Server node reported as down - cannot connect to the administrator console

jared · May 24, 2016, 8:14pm

Hi,

I have a an urgent issue with our live couchbase cluster. We have 2 nodes configured and one node is being reported as down. The cluster has been running for a couple of months.

Server specs:
Windows Server 2012 R2
Couchbase 2.5.1
Couchbase was configured to use hostnames and not ip addresses.
Only have around 8000 items in total across 5 buckets

I can see that the Couchbase windows service is running on the failed node, I cannot however connect to the admin console - It just says “page cannot be found”. I have tried restarting the service as well as server. The CouchbaseServer service seems to startup fine but I still cannot connect.

Another issue is that I would like fail over the node that’s down, but for some reason when I view the buckets, the “Replica” counts are 0. Does this mean that the data has never been replicated? The buckets are configured to have 1 replica.

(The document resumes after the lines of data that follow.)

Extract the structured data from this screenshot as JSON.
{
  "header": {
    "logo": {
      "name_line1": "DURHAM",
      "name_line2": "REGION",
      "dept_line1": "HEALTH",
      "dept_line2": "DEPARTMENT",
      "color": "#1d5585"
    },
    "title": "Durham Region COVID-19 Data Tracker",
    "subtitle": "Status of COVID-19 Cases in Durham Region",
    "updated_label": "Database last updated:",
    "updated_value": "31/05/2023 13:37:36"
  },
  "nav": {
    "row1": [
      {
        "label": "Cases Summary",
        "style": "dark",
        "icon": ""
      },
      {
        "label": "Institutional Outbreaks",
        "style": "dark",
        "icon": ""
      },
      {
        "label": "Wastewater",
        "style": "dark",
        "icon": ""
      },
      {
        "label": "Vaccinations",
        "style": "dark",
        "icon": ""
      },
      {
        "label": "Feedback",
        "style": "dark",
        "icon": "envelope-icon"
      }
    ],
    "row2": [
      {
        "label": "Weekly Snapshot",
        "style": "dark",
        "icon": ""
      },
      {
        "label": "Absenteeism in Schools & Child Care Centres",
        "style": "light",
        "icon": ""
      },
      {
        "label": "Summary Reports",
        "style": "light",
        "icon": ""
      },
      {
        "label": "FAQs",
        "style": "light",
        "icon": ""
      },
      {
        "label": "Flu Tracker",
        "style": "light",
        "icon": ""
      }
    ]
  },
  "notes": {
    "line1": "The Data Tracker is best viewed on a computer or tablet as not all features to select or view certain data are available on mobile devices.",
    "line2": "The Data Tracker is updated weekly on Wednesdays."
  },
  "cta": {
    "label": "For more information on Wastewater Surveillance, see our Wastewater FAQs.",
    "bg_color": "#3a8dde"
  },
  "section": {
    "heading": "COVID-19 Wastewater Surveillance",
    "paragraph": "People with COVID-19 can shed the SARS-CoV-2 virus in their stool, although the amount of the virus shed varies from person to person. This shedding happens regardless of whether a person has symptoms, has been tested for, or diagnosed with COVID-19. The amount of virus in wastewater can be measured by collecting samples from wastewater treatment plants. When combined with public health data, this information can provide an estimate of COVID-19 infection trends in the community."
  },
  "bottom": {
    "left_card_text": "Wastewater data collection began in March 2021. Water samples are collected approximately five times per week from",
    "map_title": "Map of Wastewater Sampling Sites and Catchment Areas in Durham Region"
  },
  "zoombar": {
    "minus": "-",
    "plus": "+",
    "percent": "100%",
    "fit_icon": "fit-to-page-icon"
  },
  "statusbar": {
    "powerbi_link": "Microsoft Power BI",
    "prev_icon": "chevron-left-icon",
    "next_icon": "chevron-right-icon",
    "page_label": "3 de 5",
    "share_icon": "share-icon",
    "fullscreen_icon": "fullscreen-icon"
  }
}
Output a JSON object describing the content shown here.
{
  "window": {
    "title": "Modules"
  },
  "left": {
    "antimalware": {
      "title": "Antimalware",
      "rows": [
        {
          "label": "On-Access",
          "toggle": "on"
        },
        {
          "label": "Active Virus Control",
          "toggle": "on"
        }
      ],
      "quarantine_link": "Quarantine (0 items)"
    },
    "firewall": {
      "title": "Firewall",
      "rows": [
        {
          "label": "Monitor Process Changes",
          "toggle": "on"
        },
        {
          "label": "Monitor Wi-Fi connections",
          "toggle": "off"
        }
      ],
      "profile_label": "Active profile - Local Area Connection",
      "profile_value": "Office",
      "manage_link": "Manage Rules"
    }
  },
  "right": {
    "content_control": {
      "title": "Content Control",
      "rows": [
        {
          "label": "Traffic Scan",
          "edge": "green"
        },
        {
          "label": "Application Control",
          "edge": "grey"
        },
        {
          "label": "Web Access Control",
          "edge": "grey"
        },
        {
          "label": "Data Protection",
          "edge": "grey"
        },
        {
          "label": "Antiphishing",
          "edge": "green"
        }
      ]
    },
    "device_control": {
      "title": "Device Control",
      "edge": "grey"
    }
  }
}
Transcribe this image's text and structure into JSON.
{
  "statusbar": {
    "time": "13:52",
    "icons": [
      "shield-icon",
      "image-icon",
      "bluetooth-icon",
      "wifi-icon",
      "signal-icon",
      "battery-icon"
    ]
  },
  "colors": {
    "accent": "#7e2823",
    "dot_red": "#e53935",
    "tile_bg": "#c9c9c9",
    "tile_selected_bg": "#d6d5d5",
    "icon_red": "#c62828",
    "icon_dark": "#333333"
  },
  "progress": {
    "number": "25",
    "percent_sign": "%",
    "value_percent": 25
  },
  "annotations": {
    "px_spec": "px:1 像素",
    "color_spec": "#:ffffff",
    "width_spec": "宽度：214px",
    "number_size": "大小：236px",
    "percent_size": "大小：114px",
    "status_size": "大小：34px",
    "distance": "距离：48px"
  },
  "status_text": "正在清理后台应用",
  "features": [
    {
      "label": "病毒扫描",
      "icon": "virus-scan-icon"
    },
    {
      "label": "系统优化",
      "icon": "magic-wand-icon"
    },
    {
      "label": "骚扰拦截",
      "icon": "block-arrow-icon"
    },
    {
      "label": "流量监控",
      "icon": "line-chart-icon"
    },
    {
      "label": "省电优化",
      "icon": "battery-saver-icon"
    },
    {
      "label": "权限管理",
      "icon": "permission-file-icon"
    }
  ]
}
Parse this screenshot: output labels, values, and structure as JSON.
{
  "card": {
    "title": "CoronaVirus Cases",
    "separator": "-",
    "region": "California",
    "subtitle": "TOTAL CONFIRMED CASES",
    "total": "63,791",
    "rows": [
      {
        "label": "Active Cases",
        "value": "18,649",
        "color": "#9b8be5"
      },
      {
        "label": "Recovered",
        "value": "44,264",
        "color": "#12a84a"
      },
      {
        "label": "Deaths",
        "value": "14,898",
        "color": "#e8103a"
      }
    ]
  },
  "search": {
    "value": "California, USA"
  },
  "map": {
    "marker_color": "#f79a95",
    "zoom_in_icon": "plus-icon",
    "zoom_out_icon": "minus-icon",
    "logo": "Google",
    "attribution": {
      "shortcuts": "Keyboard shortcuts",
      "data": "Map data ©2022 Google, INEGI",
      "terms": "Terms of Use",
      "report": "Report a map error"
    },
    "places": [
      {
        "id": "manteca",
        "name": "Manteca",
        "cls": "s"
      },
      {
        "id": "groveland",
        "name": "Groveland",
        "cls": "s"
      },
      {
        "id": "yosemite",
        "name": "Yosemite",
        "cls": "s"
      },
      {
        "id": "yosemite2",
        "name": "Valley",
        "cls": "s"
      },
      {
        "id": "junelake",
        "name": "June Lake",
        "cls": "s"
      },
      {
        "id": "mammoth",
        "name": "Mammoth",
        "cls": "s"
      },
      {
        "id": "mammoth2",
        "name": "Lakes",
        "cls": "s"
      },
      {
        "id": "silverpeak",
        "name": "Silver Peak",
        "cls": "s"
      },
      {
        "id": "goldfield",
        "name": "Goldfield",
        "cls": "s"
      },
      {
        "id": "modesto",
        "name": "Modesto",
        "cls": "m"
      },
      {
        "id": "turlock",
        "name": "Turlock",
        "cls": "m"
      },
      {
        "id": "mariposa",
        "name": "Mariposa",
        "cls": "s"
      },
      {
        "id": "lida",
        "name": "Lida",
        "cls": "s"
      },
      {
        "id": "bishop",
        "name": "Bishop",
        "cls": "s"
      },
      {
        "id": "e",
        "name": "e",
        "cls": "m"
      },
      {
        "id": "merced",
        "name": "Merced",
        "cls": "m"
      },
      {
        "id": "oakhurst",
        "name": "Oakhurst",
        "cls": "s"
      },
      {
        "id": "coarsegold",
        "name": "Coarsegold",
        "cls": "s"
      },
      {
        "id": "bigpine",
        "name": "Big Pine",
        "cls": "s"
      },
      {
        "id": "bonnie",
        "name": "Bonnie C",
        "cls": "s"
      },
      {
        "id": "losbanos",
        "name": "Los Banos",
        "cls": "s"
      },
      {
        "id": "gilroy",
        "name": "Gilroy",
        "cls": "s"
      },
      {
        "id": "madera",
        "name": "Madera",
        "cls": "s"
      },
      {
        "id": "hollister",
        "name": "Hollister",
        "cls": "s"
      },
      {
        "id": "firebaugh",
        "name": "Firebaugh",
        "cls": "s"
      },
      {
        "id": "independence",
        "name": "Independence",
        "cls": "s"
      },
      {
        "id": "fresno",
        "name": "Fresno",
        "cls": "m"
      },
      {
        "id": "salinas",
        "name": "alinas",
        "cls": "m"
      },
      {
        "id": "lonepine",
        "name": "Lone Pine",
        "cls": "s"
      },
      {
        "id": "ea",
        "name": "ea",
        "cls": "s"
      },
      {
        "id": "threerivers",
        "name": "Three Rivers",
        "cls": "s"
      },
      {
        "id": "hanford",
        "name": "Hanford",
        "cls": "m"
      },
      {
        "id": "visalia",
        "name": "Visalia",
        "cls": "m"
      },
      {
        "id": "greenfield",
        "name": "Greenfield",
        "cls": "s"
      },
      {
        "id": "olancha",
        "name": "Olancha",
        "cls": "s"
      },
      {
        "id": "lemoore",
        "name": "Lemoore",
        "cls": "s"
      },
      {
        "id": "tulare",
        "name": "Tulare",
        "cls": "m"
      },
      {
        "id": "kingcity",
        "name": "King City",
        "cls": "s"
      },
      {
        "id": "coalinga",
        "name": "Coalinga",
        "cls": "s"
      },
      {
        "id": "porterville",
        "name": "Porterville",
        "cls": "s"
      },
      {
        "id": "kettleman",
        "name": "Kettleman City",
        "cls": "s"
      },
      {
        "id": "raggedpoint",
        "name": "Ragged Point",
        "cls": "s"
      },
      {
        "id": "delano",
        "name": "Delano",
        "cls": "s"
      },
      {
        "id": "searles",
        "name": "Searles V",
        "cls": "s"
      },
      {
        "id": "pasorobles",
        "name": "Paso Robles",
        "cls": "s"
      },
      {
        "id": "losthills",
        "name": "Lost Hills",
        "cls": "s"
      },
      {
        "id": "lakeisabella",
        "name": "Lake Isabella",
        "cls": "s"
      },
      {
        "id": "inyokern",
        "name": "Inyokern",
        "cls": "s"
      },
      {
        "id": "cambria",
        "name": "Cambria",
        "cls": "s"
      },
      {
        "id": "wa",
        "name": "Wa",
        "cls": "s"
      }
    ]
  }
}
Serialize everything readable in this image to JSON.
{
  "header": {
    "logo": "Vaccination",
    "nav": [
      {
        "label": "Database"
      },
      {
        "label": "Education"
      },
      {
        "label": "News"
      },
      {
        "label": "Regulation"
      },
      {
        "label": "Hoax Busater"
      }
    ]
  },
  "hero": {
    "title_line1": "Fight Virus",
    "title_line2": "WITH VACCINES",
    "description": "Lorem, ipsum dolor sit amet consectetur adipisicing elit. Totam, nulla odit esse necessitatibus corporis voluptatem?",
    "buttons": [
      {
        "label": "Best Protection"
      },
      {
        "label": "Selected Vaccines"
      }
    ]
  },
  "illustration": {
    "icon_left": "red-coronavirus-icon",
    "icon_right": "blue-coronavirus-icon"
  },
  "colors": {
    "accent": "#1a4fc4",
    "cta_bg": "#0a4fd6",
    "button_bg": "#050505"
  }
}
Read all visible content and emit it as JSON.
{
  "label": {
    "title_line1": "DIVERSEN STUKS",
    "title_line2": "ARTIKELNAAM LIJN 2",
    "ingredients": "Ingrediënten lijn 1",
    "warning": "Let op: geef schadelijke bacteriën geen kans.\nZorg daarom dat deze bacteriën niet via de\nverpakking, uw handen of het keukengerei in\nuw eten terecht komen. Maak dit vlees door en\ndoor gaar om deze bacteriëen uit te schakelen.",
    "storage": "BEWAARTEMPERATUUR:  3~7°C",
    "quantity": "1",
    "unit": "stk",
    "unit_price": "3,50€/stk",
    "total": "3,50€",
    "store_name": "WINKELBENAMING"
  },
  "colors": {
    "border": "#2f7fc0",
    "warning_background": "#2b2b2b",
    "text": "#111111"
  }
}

I have had issues with Couchbase on a single node before, and the fix was easy enough as it just required a re-install and a data restore. But now I have an additional node which seems to only contain half the data…?

I’m still able to make a backup of the data on the failed node via the cbbackup tool using the “couchbasefile://” url. I can also make a backup of the entire couchbase installation folder, which includes the data and index folders.

What is the best way to proceed based on the above configuration? First prize would be to get connectvity back, but failing that, would setting up a 3rd server, restoring the failed node’s data there, adding it to the cluster and rebalancing work?

Please let me know what logs / files will be useful in trying to troubleshoot the failed node!

Thanks,
Jared

ingenthr · May 24, 2016, 8:21pm

If you have an urgent need and have an Enterprise subscription, it’s probably best to contact support.

As far as the failed node, I’d recommend looking at the logs for ns_server. The Windows service really starts an Erlang process for ns_server, that in turn starts other processes and listens on port 8091. If you can’t pull up port 8091, something has gone wrong early and the log may indicate.

Regarding your failover, it may show 0 replicas if you’ve already carried out a failover or had autofailover enable. Otherwise, data wasn’t replicating earlier. The UI on the remaining node should be able to show you how many vbuckets are available.

I would recommend doing a filesystem level backup of the down node for sure. There are methods of restoring that which support can talk you through.

I hope that helps a bit. I know it didn’t answer all of your questions, but might give you a couple of next steps.

p.s.: you probably know this already, but 2.5 is very old at this point. 4.5 is in beta now.

jared · May 24, 2016, 8:41pm

Thanks for the quick response!

Unfortunately we’re not on an Enterprise subscription…I have made a backup of the logs directory in the meantime - its around 50MB zipped.

I can see that auto-failover is not enabled. Where can I check “how many vBuckets” are available?

Its been a while since I’ve been on the couchbase site so didn’t actually realise we were a couple versions behind. We can definitely upgrade once we get this up and running!

jared · May 24, 2016, 8:43pm

I see this was literally just posted: Upgrading from 2.1.5 to 4.0

I’ll follow it closely…

jared · May 25, 2016, 10:05am

We’ve managed to get back online by doing the following:

The primary problem was that the data replication never occurred, so the data was split 50/50 between the 2 nodes. Failing over in this case wouldn’t have worked because there was no replica on the healthy server.

We took a backup of all the buckets on each server using the cbbackup tool, using the “couchbasefile://” prefix.
Setup a new server with the same version.
Created new buckets
Restored BOTH backups to the buckets. By using the --add flag on the cbrestore tool, you can append to the data instead of overwriting. Any existing data with the same key is not touched.

We still don’t have a resolution as to why the node has failed, but at least our site is up and running.

Hopefully this will help if anyone experiences this issue in future.